7. Dès lors que les dispositions du II de l’article 1er de la loi du 16 juillet 1980, reproduites à l’article L. 911-9 du code de justice administrative, permettent à la partie gagnante, en cas d’inexécution d’une décision juridictionnelle passée en force de chose jugée dans le délai prescrit, d’obtenir le mandatement d’office de la somme que la partie perdante est condamnée à lui verser par la même décision, il n’y a pas lieu de faire droit aux conclusions de la première tendant à ce qu’il soit enjoint à celle-ci, sur le fondement des articles L. 911-1 et L. 911-3 du code de justice administrative, de payer cette somme sous astreinte. Par suite, les conclusions de M. C… tendant à ce qu’il soit enjoint au préfet de la Seine-Saint-Denis, sous astreinte de 100 euros par jour de retard, de lui payer la somme mentionnée au point 5 doivent être rejetées.

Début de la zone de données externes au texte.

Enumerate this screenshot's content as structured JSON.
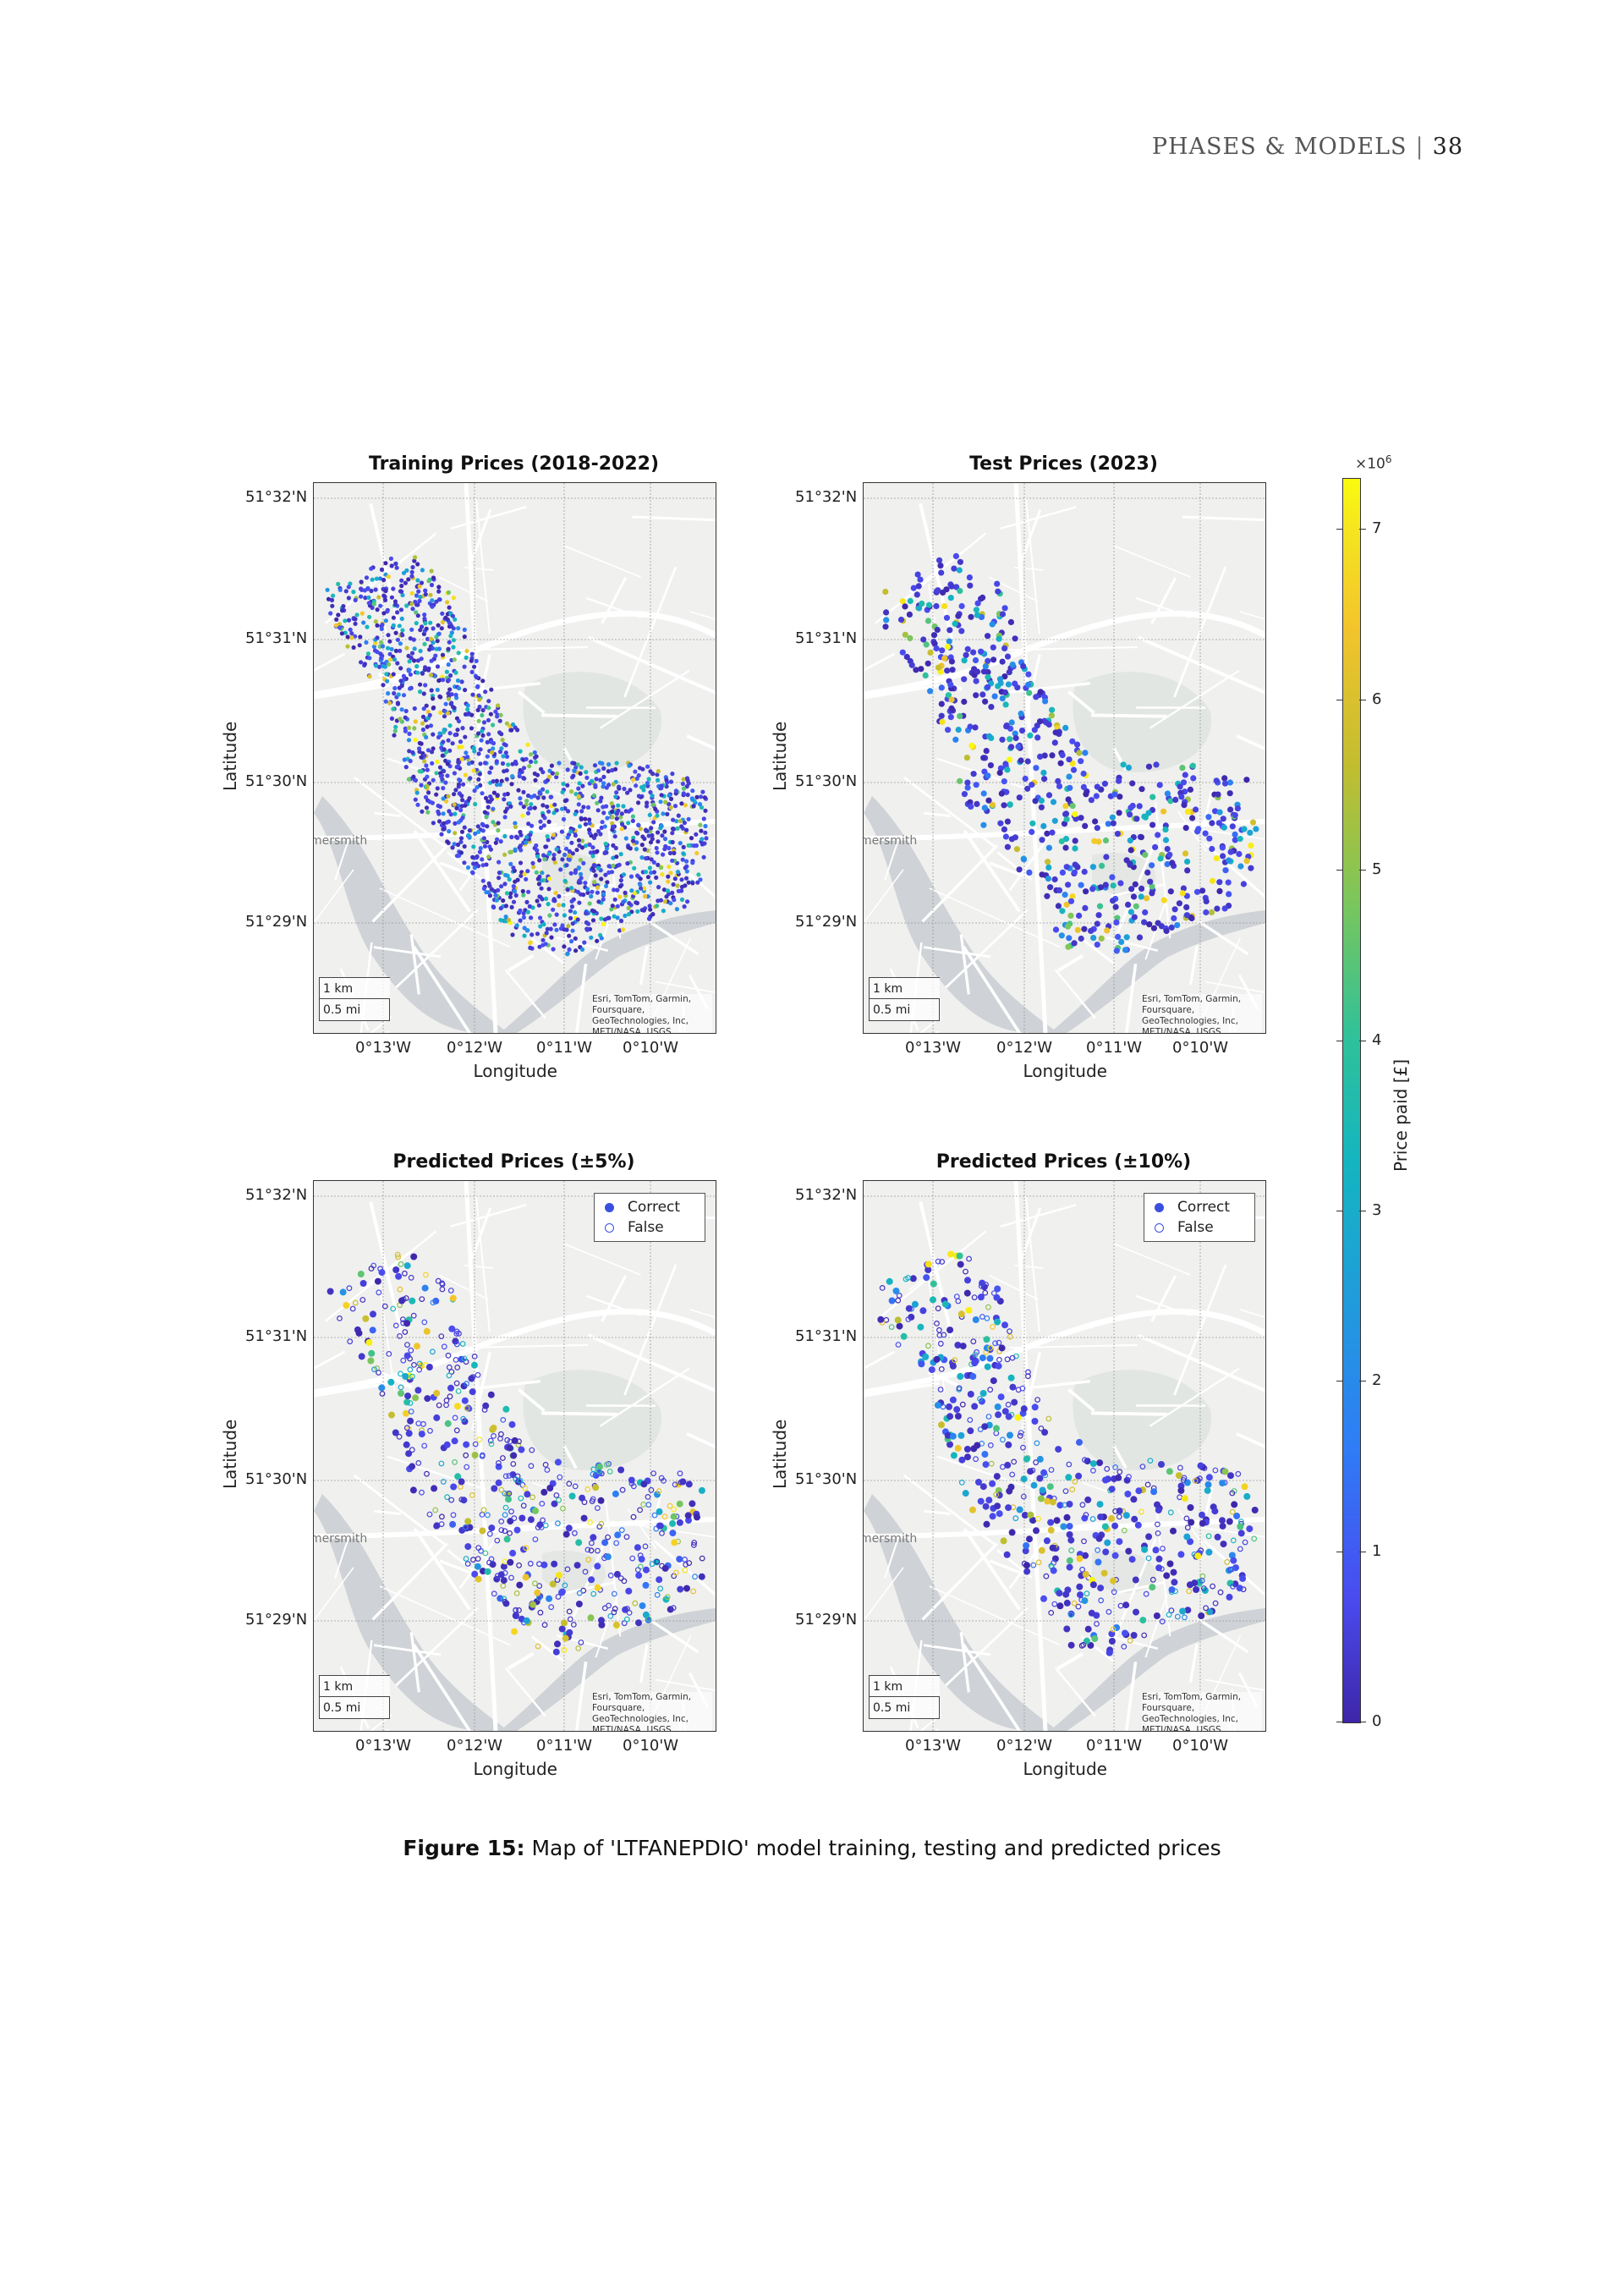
{
  "header": {
    "section": "PHASES & MODELS",
    "separator": "|",
    "page_number": "38"
  },
  "figure": {
    "caption_label": "Figure 15:",
    "caption_text": "Map of 'LTFANEPDIO' model training, testing and predicted prices"
  },
  "shared_axes": {
    "xlabel": "Longitude",
    "ylabel": "Latitude",
    "yticks": [
      "51°32'N",
      "51°31'N",
      "51°30'N",
      "51°29'N"
    ],
    "xticks": [
      "0°13'W",
      "0°12'W",
      "0°11'W",
      "0°10'W"
    ],
    "map_label": "mersmith",
    "scale_km": "1 km",
    "scale_mi": "0.5 mi",
    "attribution": "Esri, TomTom, Garmin, Foursquare, GeoTechnologies, Inc, METI/NASA, USGS"
  },
  "legend": {
    "correct": "Correct",
    "false": "False"
  },
  "colorbar": {
    "title": "Price paid [£]",
    "multiplier_base": "×10",
    "multiplier_exp": "6",
    "ticks": [
      "0",
      "1",
      "2",
      "3",
      "4",
      "5",
      "6",
      "7"
    ],
    "range": [
      0,
      7.3
    ]
  },
  "chart_data": [
    {
      "type": "scatter",
      "title": "Training Prices (2018-2022)",
      "xlabel": "Longitude",
      "ylabel": "Latitude",
      "color_by": "Price paid [£]"
    },
    {
      "type": "scatter",
      "title": "Test Prices (2023)",
      "xlabel": "Longitude",
      "ylabel": "Latitude",
      "color_by": "Price paid [£]"
    },
    {
      "type": "scatter",
      "title": "Predicted Prices (±5%)",
      "xlabel": "Longitude",
      "ylabel": "Latitude",
      "series": [
        {
          "name": "Correct"
        },
        {
          "name": "False"
        }
      ]
    },
    {
      "type": "scatter",
      "title": "Predicted Prices (±10%)",
      "xlabel": "Longitude",
      "ylabel": "Latitude",
      "series": [
        {
          "name": "Correct"
        },
        {
          "name": "False"
        }
      ]
    }
  ]
}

Sur les frais liés au litige :
8. En l’absence de demande d’aide juridictionnelle, les conclusions présentées par M. C… sur le fondement des articles L. 761-1 du code de justice administrative et 37 de la loi du 10 juillet 1991 ne peuvent qu’être rejetées.
D E C I D E :
Article 1er : L’Etat est condamné à verser à M. C… la somme de 4 650 euros.
Article 2 : Le surplus des conclusions de la requête est rejeté.
Article 3 : Le présent jugement sera notifié à M. B… C…, Mme A… D…, à Me Garnier et au ministre de l’aménagement du territoire et de la décentralisation.
Copie en sera adressée au préfet de la Seine-Saint-Denis.
Rendu public par mise à disposition au greffe le 9 juillet 2025.
La magistrate désignée
M. Parent
La greffière
D. Kaba
La République mande et ordonne au ministre de l’aménagement du territoire et de la décentralisation en ce qui le concerne et à tous commissaires de justice à ce requis en ce qui concerne les voies de droit commun contre les parties privées, de pourvoir à l’exécution de la présente décision.